Health insurer Cigna Corp. (CI) said Monday that under a $2.2 billion deal, Warren Buffett's Berkshire Hathaway Inc. (BRKa,BRK-A,BRK-B) will reinsure the company's risk related to future claims for two annuity businesses it has exited.
Berkshire will assume up to $4 billion of future claims related to the businesses and also get $1.8 billion in investment assets, while the deal will enable Cigna to reduce risk from the death-benefits and retirement products.
Under the deal, Berkshire Hathaway Life Insurance Co. of Nebraska will reinsure Cigna's Run-off Guaranteed Minimum Death Benefits or VADBe, and Guaranteed Minimum Income Benefits or GMIB businesses, effective Monday, February 4.
Cigna stopped writing reinsurance, including variable annuity death benefits or VADBe, in 2000 and these businesses have been in run-off since that time.
David Cordani, President and Chief Executive Officer of Cigna said, "Cigna is taking this definitive strategic step to further reduce risk and continue to improve our financial flexibility. This transaction effectively eliminates potential capital calls and income statement volatility from these run-off books of business."
Berkshire will assume 100 percent of Cigna's exposure up to $4 billion of future VADBe and GMIB claims which, Cigna noted, is significantly in excess of current projections of future claims for this business. Cigna believes the potential for actual claims to exceed the limit of the coverage from Berkshire is "extremely remote".
Cigna will fund the deal with an incremental $100 million of cash, about $1.8 billion of investment assets supporting the run-off businesses, and an estimated tax benefit of $300 million.
Cigna expects to incur an after-tax charge of $500 million in the first quarter of 2013 after recording the exit transaction as a special item. The charge represents the amount of payment to Berkshire that is in excess of Cigna's recorded reserves.
Cigna expects realized capital gains from the sale of investment assets supporting the business in a range of $50 million to $150 million after-tax, depending on whether the assets are sold externally or transferred to other internal portfolios.
Cigna will include the special item charge for the exit transaction and the expected realized capital gains on the sale of assets in its net income, but it will not be included in adjusted income from operations.

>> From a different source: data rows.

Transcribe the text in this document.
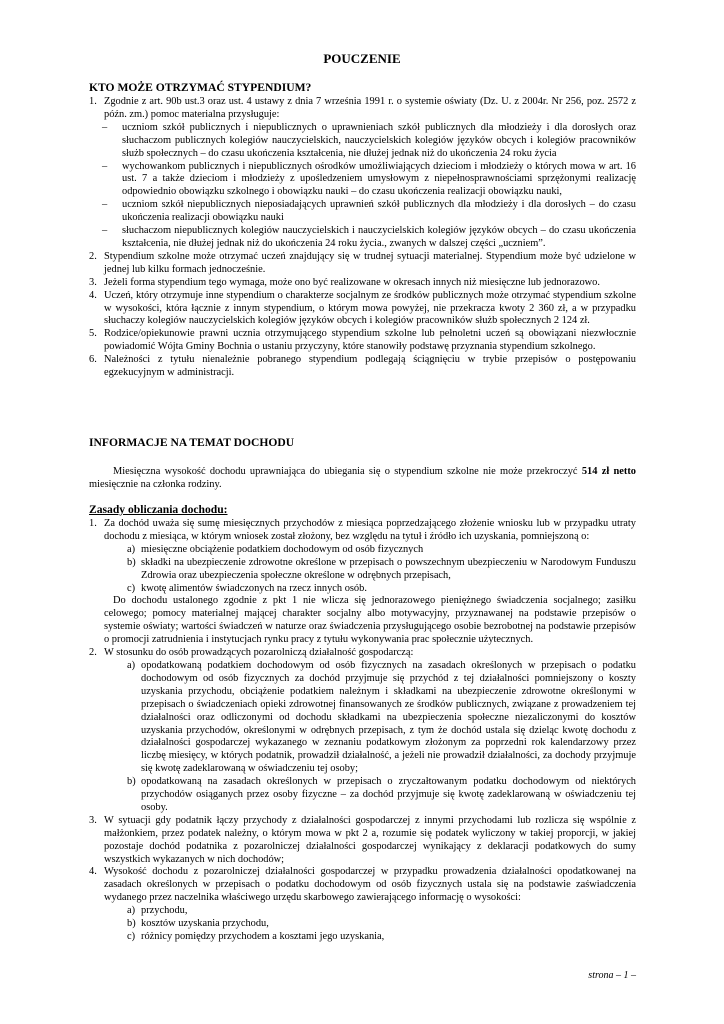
POUCZENIE
KTO MOŻE OTRZYMAĆ STYPENDIUM?
1. Zgodnie z art. 90b ust.3 oraz ust. 4 ustawy z dnia 7 września 1991 r. o systemie oświaty (Dz. U. z 2004r. Nr 256, poz. 2572 z późn. zm.) pomoc materialna przysługuje:
– uczniom szkół publicznych i niepublicznych o uprawnieniach szkół publicznych dla młodzieży i dla dorosłych oraz słuchaczom publicznych kolegiów nauczycielskich, nauczycielskich kolegiów języków obcych i kolegiów pracowników służb społecznych – do czasu ukończenia kształcenia, nie dłużej jednak niż do ukończenia 24 roku życia
– wychowankom publicznych i niepublicznych ośrodków umożliwiających dzieciom i młodzieży o których mowa w art. 16 ust. 7 a także dzieciom i młodzieży z upośledzeniem umysłowym z niepełnosprawnościami sprzężonymi realizację odpowiednio obowiązku szkolnego i obowiązku nauki – do czasu ukończenia realizacji obowiązku nauki,
– uczniom szkół niepublicznych nieposiadających uprawnień szkół publicznych dla młodzieży i dla dorosłych – do czasu ukończenia realizacji obowiązku nauki
– słuchaczom niepublicznych kolegiów nauczycielskich i nauczycielskich kolegiów języków obcych – do czasu ukończenia kształcenia, nie dłużej jednak niż do ukończenia 24 roku życia., zwanych w dalszej części „uczniem”.
2. Stypendium szkolne może otrzymać uczeń znajdujący się w trudnej sytuacji materialnej. Stypendium może być udzielone w jednej lub kilku formach jednocześnie.
3. Jeżeli forma stypendium tego wymaga, może ono być realizowane w okresach innych niż miesięczne lub jednorazowo.
4. Uczeń, który otrzymuje inne stypendium o charakterze socjalnym ze środków publicznych może otrzymać stypendium szkolne w wysokości, która łącznie z innym stypendium, o którym mowa powyżej, nie przekracza kwoty 2 360 zł, a w przypadku słuchaczy kolegiów nauczycielskich kolegiów języków obcych i kolegiów pracowników służb społecznych 2 124 zł.
5. Rodzice/opiekunowie prawni ucznia otrzymującego stypendium szkolne lub pełnoletni uczeń są obowiązani niezwłocznie powiadomić Wójta Gminy Bochnia o ustaniu przyczyny, które stanowiły podstawę przyznania stypendium szkolnego.
6. Należności z tytułu nienależnie pobranego stypendium podlegają ściągnięciu w trybie przepisów o postępowaniu egzekucyjnym w administracji.
INFORMACJE NA TEMAT DOCHODU
Miesięczna wysokość dochodu uprawniająca do ubiegania się o stypendium szkolne nie może przekroczyć 514 zł netto miesięcznie na członka rodziny.
Zasady obliczania dochodu:
1. Za dochód uważa się sumę miesięcznych przychodów z miesiąca poprzedzającego złożenie wniosku lub w przypadku utraty dochodu z miesiąca, w którym wniosek został złożony, bez względu na tytuł i źródło ich uzyskania, pomniejszoną o:
a) miesięczne obciążenie podatkiem dochodowym od osób fizycznych
b) składki na ubezpieczenie zdrowotne określone w przepisach o powszechnym ubezpieczeniu w Narodowym Funduszu Zdrowia oraz ubezpieczenia społeczne określone w odrębnych przepisach,
c) kwotę alimentów świadczonych na rzecz innych osób.
Do dochodu ustalonego zgodnie z pkt 1 nie wlicza się jednorazowego pieniężnego świadczenia socjalnego; zasiłku celowego; pomocy materialnej mającej charakter socjalny albo motywacyjny, przyznawanej na podstawie przepisów o systemie oświaty; wartości świadczeń w naturze oraz świadczenia przysługującego osobie bezrobotnej na podstawie przepisów o promocji zatrudnienia i instytucjach rynku pracy z tytułu wykonywania prac społecznie użytecznych.
2. W stosunku do osób prowadzących pozarolniczą działalność gospodarczą:
a) opodatkowaną podatkiem dochodowym od osób fizycznych na zasadach określonych w przepisach o podatku dochodowym od osób fizycznych za dochód przyjmuje się przychód z tej działalności pomniejszony o koszty uzyskania przychodu, obciążenie podatkiem należnym i składkami na ubezpieczenie zdrowotne określonymi w przepisach o świadczeniach opieki zdrowotnej finansowanych ze środków publicznych, związane z prowadzeniem tej działalności oraz odliczonymi od dochodu składkami na ubezpieczenia społeczne niezaliczonymi do kosztów uzyskania przychodów, określonymi w odrębnych przepisach, z tym że dochód ustala się dzieląc kwotę dochodu z działalności gospodarczej wykazanego w zeznaniu podatkowym złożonym za poprzedni rok kalendarzowy przez liczbę miesięcy, w których podatnik, prowadził działalność, a jeżeli nie prowadził działalności, za dochody przyjmuje się kwotę zadeklarowaną w oświadczeniu tej osoby;
b) opodatkowaną na zasadach określonych w przepisach o zryczałtowanym podatku dochodowym od niektórych przychodów osiąganych przez osoby fizyczne – za dochód przyjmuje się kwotę zadeklarowaną w oświadczeniu tej osoby.
3. W sytuacji gdy podatnik łączy przychody z działalności gospodarczej z innymi przychodami lub rozlicza się wspólnie z małżonkiem, przez podatek należny, o którym mowa w pkt 2 a, rozumie się podatek wyliczony w takiej proporcji, w jakiej pozostaje dochód podatnika z pozarolniczej działalności gospodarczej wynikający z deklaracji podatkowych do sumy wszystkich wykazanych w nich dochodów;
4. Wysokość dochodu z pozarolniczej działalności gospodarczej w przypadku prowadzenia działalności opodatkowanej na zasadach określonych w przepisach o podatku dochodowym od osób fizycznych ustala się na podstawie zaświadczenia wydanego przez naczelnika właściwego urzędu skarbowego zawierającego informację o wysokości:
a) przychodu,
b) kosztów uzyskania przychodu,
c) różnicy pomiędzy przychodem a kosztami jego uzyskania,
strona – 1 –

As a result, Cigna's earnings outlook for fiscal 2013, which is based on adjusted income from operations, will not be impacted by this transaction. Cigna noted that the transaction will not affect its outlook regarding capital that is available for deployment in 2013.
CI closed Monday's trading at $58.35, down $0.53 or 0.90 percent on a volume of 1.49 million shares. In after-hours, the stock gained $1.70 or 2.91 percent to $60.05.